Wednesday, December 10, 2008

Comment: A Ticklish Situation

The other night, while I was out at a social event related to my daughter’s preschool, my husband was home doing something altogether different with the kids at home.

While I was drinking homemade sake, eating 18 different kinds of cookies and wolfing down potstickers, my husband was attempting to calm our three year old daughter (while her big brother watched on with questions, no doubt) who needed to be held still while he removed, wait for it, a tick from the nape of her neck.

A tick.

From the nape.

Of her neck.

We thought she had a little pimple or mini-dreadlock back there, but when my husband looked at her head closely during bathtime while her curly hairdo was wet and not blocking his view, he saw that the pimple? Had legs. Legs.

What did my superhero husband do? He went to the Internet, of course. "Tick bites" entered into a Yahoo! Search portal yields an overwhelming amount of information. But he’s a great researcher, so he figured out what needed to be done. And he did it. He removed the tick with his tweezers and cleaned the area. He then studied what signs to look out for regarding Rocky Mountain Spotted Fever and Lyme disease.

He delivered the news of his evening to me right after I scampered home, late, and wired, from my cookie fest. To add insult to injury, he had also found a discarded dress of my daughter’s that had been profoundly and disturbingly soiled and abandoned on her floor. A tick and a shit-dress. That’s an evening for you.

To follow up on the tick situation, I called the doctor's office the next day and they warned me what to look out for and then suggested that I “look it up on the Internet.” This is the first time a doctor has been as transparent about it, but it cracked me up. I called the doctor and he said, “go look it up.” Is there a co-pay for that thoughtful, insightful advice?

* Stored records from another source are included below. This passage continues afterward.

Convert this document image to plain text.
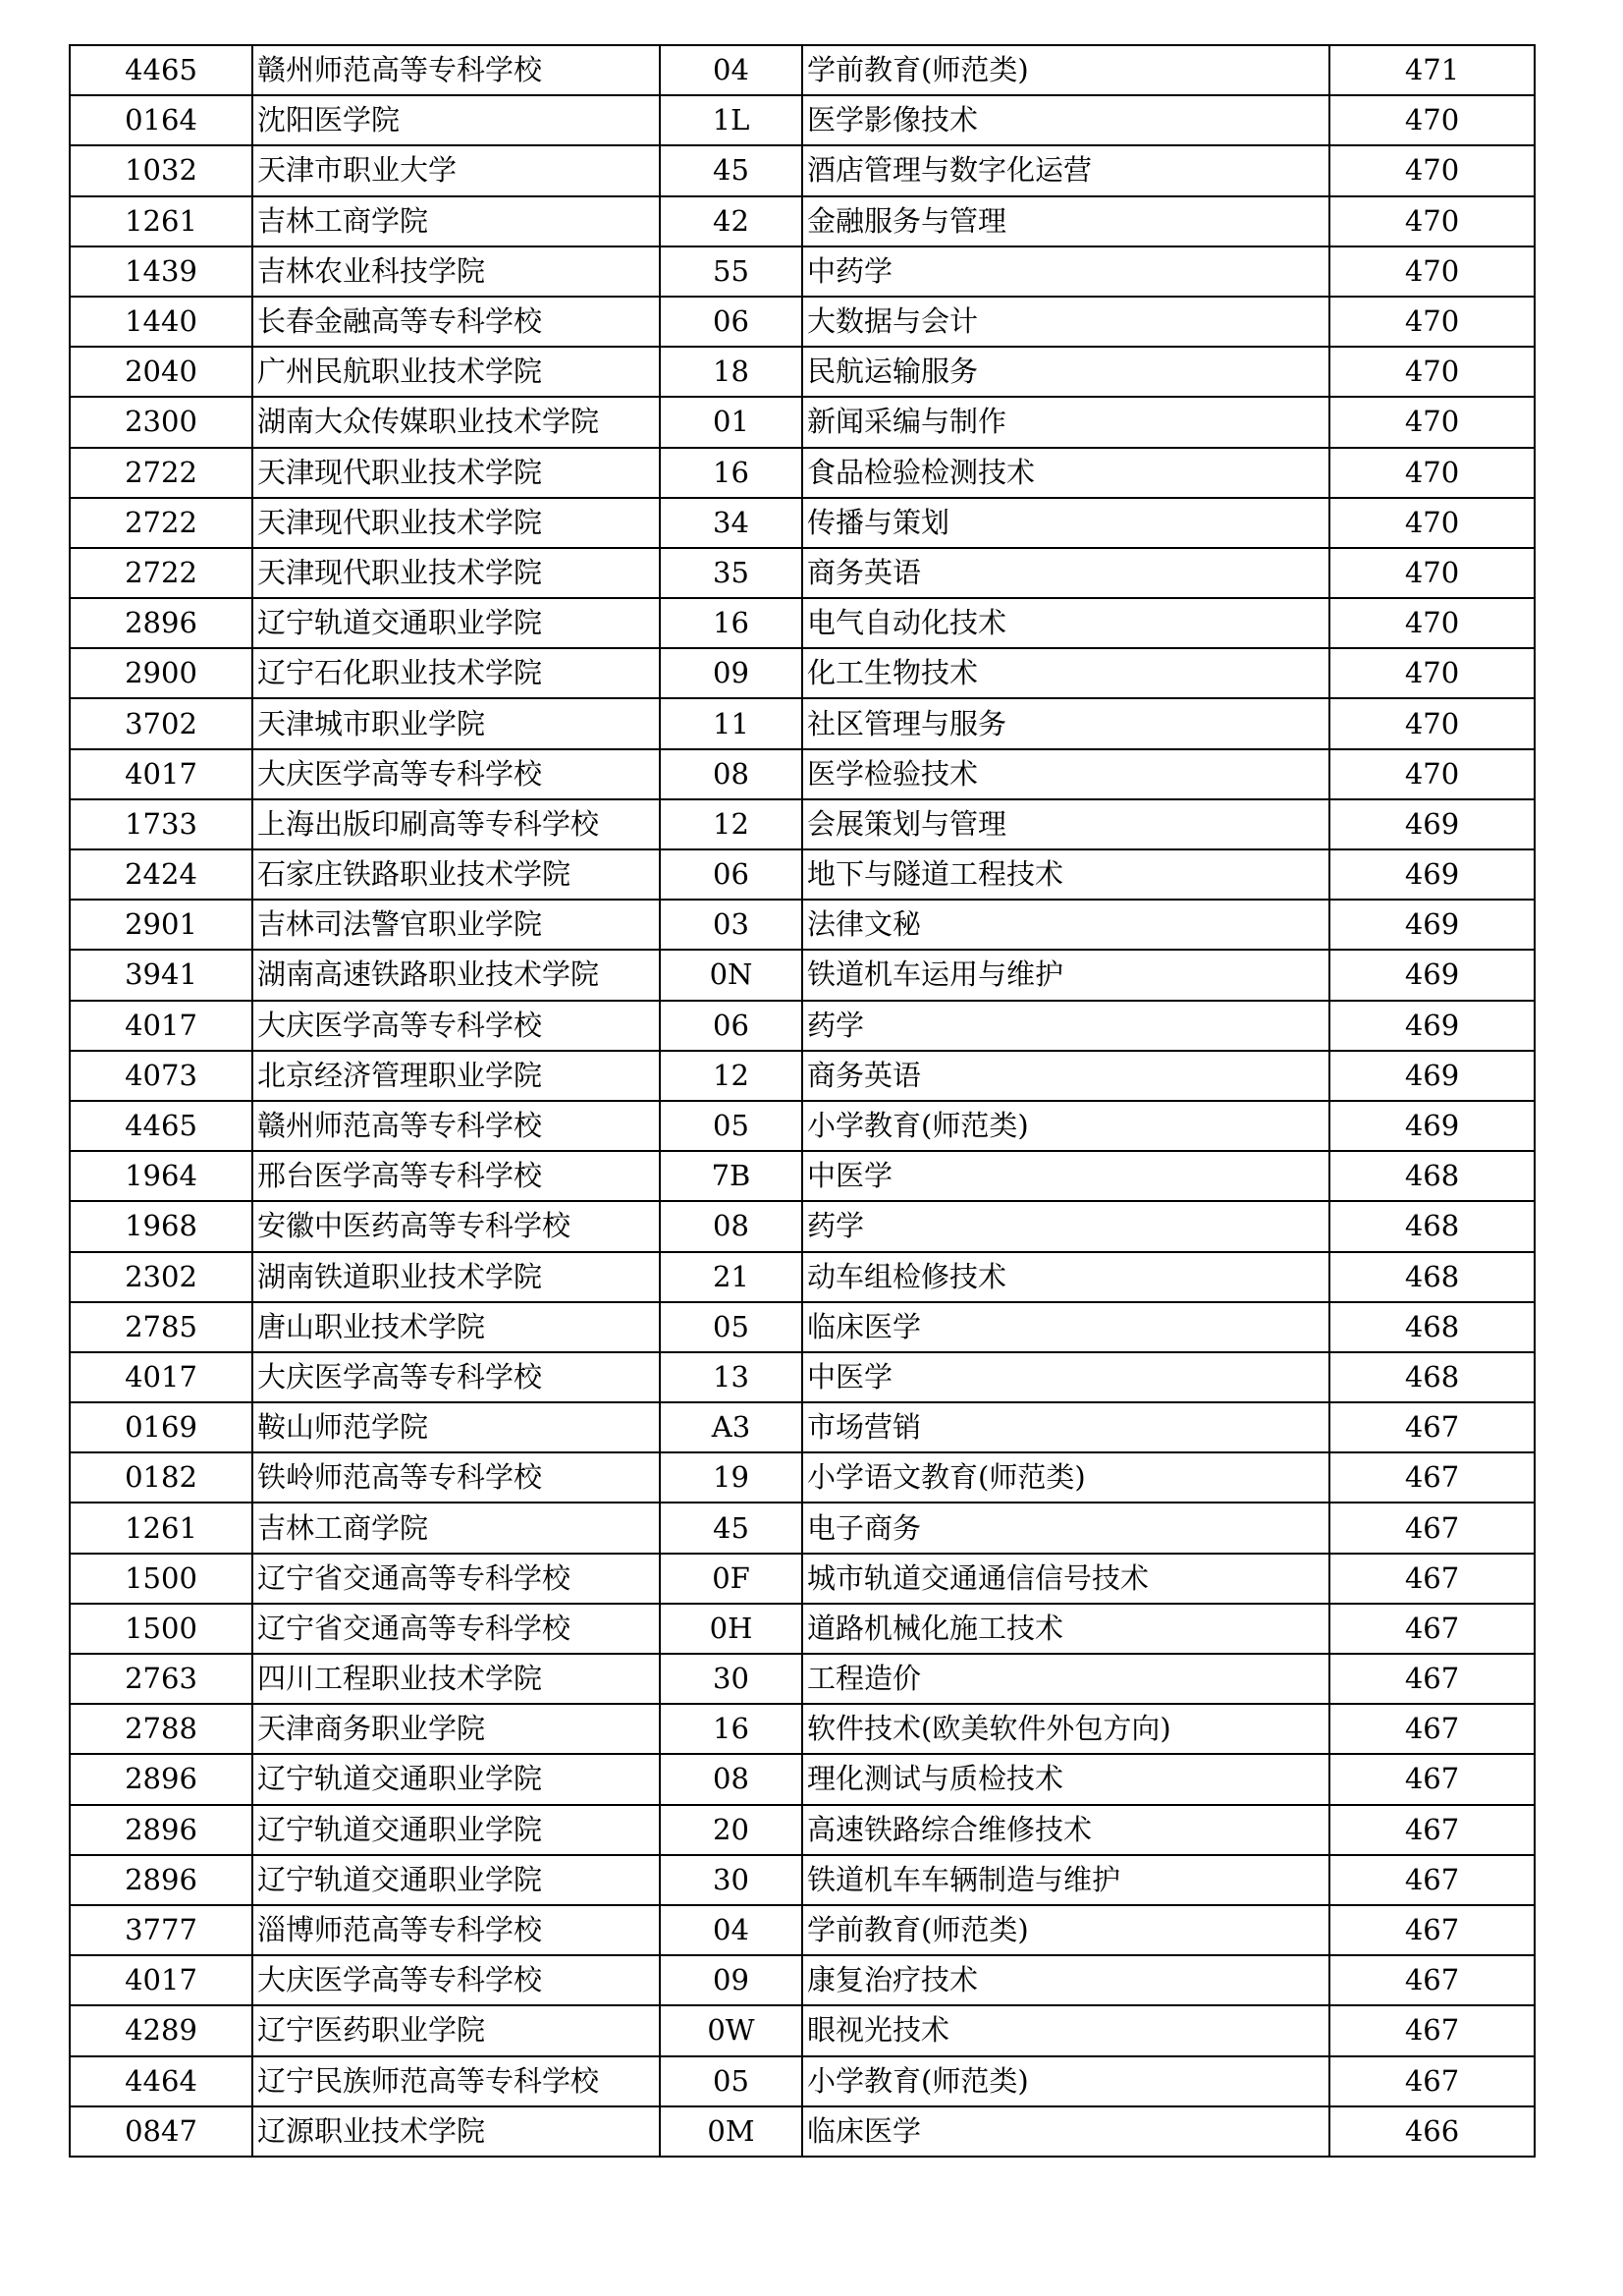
4465	赣州师范高等专科学校	04	学前教育(师范类)	471
0164	沈阳医学院	1L	医学影像技术	470
1032	天津市职业大学	45	酒店管理与数字化运营	470
1261	吉林工商学院	42	金融服务与管理	470
1439	吉林农业科技学院	55	中药学	470
1440	长春金融高等专科学校	06	大数据与会计	470
2040	广州民航职业技术学院	18	民航运输服务	470
2300	湖南大众传媒职业技术学院	01	新闻采编与制作	470
2722	天津现代职业技术学院	16	食品检验检测技术	470
2722	天津现代职业技术学院	34	传播与策划	470
2722	天津现代职业技术学院	35	商务英语	470
2896	辽宁轨道交通职业学院	16	电气自动化技术	470
2900	辽宁石化职业技术学院	09	化工生物技术	470
3702	天津城市职业学院	11	社区管理与服务	470
4017	大庆医学高等专科学校	08	医学检验技术	470
1733	上海出版印刷高等专科学校	12	会展策划与管理	469
2424	石家庄铁路职业技术学院	06	地下与隧道工程技术	469
2901	吉林司法警官职业学院	03	法律文秘	469
3941	湖南高速铁路职业技术学院	0N	铁道机车运用与维护	469
4017	大庆医学高等专科学校	06	药学	469
4073	北京经济管理职业学院	12	商务英语	469
4465	赣州师范高等专科学校	05	小学教育(师范类)	469
1964	邢台医学高等专科学校	7B	中医学	468
1968	安徽中医药高等专科学校	08	药学	468
2302	湖南铁道职业技术学院	21	动车组检修技术	468
2785	唐山职业技术学院	05	临床医学	468
4017	大庆医学高等专科学校	13	中医学	468
0169	鞍山师范学院	A3	市场营销	467
0182	铁岭师范高等专科学校	19	小学语文教育(师范类)	467
1261	吉林工商学院	45	电子商务	467
1500	辽宁省交通高等专科学校	0F	城市轨道交通通信信号技术	467
1500	辽宁省交通高等专科学校	0H	道路机械化施工技术	467
2763	四川工程职业技术学院	30	工程造价	467
2788	天津商务职业学院	16	软件技术(欧美软件外包方向)	467
2896	辽宁轨道交通职业学院	08	理化测试与质检技术	467
2896	辽宁轨道交通职业学院	20	高速铁路综合维修技术	467
2896	辽宁轨道交通职业学院	30	铁道机车车辆制造与维护	467
3777	淄博师范高等专科学校	04	学前教育(师范类)	467
4017	大庆医学高等专科学校	09	康复治疗技术	467
4289	辽宁医药职业学院	0W	眼视光技术	467
4464	辽宁民族师范高等专科学校	05	小学教育(师范类)	467
0847	辽源职业技术学院	0M	临床医学	466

Do we need doctors anymore, now that we have ample resources to cull from the web? Of course we do. There is a lot of misinformation online, and that can mess you up. But if you stick with the CDC and NIH, you can’t go very far wrong. Plus there are gruesome pictures to help you identify the rash you currently see on your child’s heinie or whatever.

So we’re keeping an eye on our daughter for symptoms that might need a real live doctor’s care. So far so good.

My husband asked me what I would have done if I had discovered the tick while he was at work. It was easy to answer that question: I’d call him and beg him to come home, tweezers in hand. There is no freakin’ way I would have attempted to take a tick out of my child if I could wait twenty minutes for the hands of calm to come home and take over. I have a tremor and I tend towards panic.

The man is a rock; that's the guy with the good brain, level head, and fine motor skills to whom I’m lucky enough to be married.